Going further, since my colleague’s implementation should only expose Get and Create to me, we applied the Factory pattern’s Creation Method from Design Patterns, providing a simple build_local_runtime(...) method to make project integration straightforward.

This looks very similar to writing tests, but our project is AI-related, so we couldn’t use traditional testing methods and adopted a different mechanism.

Clearly, if we just let Coding Agents implement directly without upfront design or guidance, it’s difficult to handle these details properly. This is why software development fundamentals remain highly valuable even in the AI era. To some extent, it also reduces the frequency of AI iterations. After all, these practices already improve human development speed, and combined with AI, they can accelerate development even more.

Design-Driven

Before the AI era, software development was largely limited by development timelines, so engineers who could code fast and well were nearly ideal. But now that human speed is the limiting factor, good design becomes more valuable.
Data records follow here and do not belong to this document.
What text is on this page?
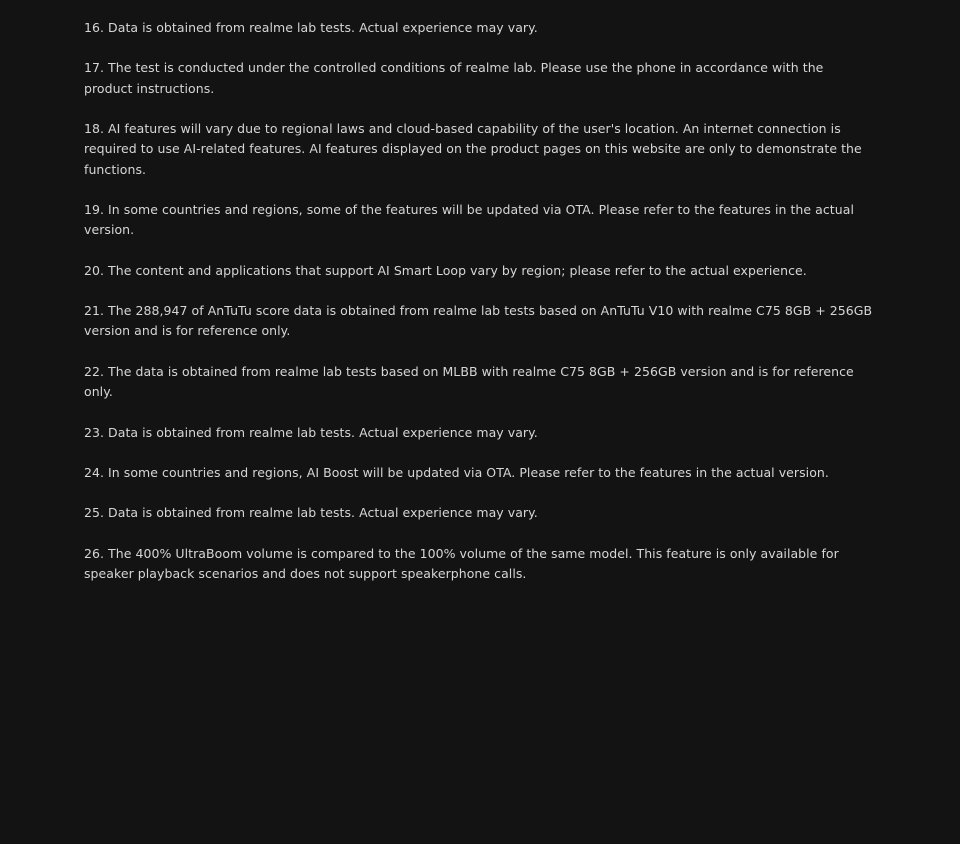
16. Data is obtained from realme lab tests. Actual experience may vary.
17. The test is conducted under the controlled conditions of realme lab. Please use the phone in accordance with the product instructions.
18. AI features will vary due to regional laws and cloud-based capability of the user's location. An internet connection is required to use AI-related features. AI features displayed on the product pages on this website are only to demonstrate the functions.
19. In some countries and regions, some of the features will be updated via OTA. Please refer to the features in the actual version.
20. The content and applications that support AI Smart Loop vary by region; please refer to the actual experience.
21. The 288,947 of AnTuTu score data is obtained from realme lab tests based on AnTuTu V10 with realme C75 8GB + 256GB version and is for reference only.
22. The data is obtained from realme lab tests based on MLBB with realme C75 8GB + 256GB version and is for reference only.
23. Data is obtained from realme lab tests. Actual experience may vary.
24. In some countries and regions, AI Boost will be updated via OTA. Please refer to the features in the actual version.
25. Data is obtained from realme lab tests. Actual experience may vary.
26. The 400% UltraBoom volume is compared to the 100% volume of the same model. This feature is only available for speaker playback scenarios and does not support speakerphone calls.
I remember sharing with colleagues last year that “Cohesion” might become an important concept in the future. We’ve always focused on “Coupling” issues, working hard to avoid coupling, but rarely considering whether we’ve kept related implementations cohesive.
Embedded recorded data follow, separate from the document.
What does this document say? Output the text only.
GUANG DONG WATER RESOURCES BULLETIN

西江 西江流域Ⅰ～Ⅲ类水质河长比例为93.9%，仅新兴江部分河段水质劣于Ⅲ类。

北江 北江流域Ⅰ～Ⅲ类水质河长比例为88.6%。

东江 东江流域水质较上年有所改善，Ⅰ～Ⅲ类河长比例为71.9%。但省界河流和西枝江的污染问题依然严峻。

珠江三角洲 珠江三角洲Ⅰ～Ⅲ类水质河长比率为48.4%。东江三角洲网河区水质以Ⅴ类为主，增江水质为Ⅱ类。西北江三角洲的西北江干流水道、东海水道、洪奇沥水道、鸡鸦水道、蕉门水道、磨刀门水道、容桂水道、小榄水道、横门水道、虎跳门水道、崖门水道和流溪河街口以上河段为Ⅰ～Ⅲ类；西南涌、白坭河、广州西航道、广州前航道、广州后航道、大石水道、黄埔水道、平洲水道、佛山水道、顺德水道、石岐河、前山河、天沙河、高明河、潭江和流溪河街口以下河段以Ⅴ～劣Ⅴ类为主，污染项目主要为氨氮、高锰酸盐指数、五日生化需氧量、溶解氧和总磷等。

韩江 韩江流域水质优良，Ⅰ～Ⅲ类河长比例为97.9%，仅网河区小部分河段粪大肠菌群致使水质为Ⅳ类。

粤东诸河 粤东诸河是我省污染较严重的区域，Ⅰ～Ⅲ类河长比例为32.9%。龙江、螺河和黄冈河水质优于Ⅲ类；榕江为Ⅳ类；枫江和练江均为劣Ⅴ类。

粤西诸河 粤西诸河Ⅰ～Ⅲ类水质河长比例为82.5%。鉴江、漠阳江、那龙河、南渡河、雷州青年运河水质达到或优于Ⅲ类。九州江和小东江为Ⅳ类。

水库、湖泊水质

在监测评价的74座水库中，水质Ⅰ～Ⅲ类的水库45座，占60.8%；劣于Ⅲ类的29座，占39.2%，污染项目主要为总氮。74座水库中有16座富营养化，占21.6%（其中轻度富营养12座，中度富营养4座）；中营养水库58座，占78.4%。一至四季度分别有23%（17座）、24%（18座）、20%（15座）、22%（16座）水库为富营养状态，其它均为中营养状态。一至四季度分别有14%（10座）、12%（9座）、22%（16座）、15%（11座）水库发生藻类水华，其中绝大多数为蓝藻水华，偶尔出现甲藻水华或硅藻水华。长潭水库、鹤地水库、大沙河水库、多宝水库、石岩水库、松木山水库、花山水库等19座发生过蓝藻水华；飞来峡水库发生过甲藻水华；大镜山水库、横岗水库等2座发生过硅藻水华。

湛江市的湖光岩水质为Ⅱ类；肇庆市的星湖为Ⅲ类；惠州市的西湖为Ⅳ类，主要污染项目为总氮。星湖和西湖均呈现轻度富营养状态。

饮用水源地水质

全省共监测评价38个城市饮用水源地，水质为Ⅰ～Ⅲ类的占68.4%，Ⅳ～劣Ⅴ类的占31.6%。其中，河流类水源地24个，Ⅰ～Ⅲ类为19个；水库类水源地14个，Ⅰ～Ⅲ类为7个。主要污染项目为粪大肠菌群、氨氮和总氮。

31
Why does cohesion matter? Because it’s more suitable for Coding Agent modifications. If our design reaches an ideal state, every time we ask AI to make changes, it will find the specific file according to the specification, and that file will contain all the parts that need modification, naturally completing edits with fewer steps (searching, reading).

When everyone is fast, these small details can become factors for being even faster. This creates an interesting phenomenon. In the past, we were reluctant to spend time thinking and discussing to clarify things because we were constantly pressured by deadlines. But now, spending more time on clarification and discussion yields a faster-developing, more stable system, because good design makes it harder for Coding Agents to make mistakes and changes become more controllable.

This is why fundamentals like Design Patterns are so important. If we’re familiar enough with this knowledge, we only need to judge when to introduce appropriate designs, and we can get very close to the high-quality software that humans used to spend enormous effort creating, but faster and with less effort.

The prerequisite for all of this is still having sufficient expertise in the domain. Relying solely on AI’s knowledge is not enough. Professionals remain precisely because these fundamentals cannot be replaced.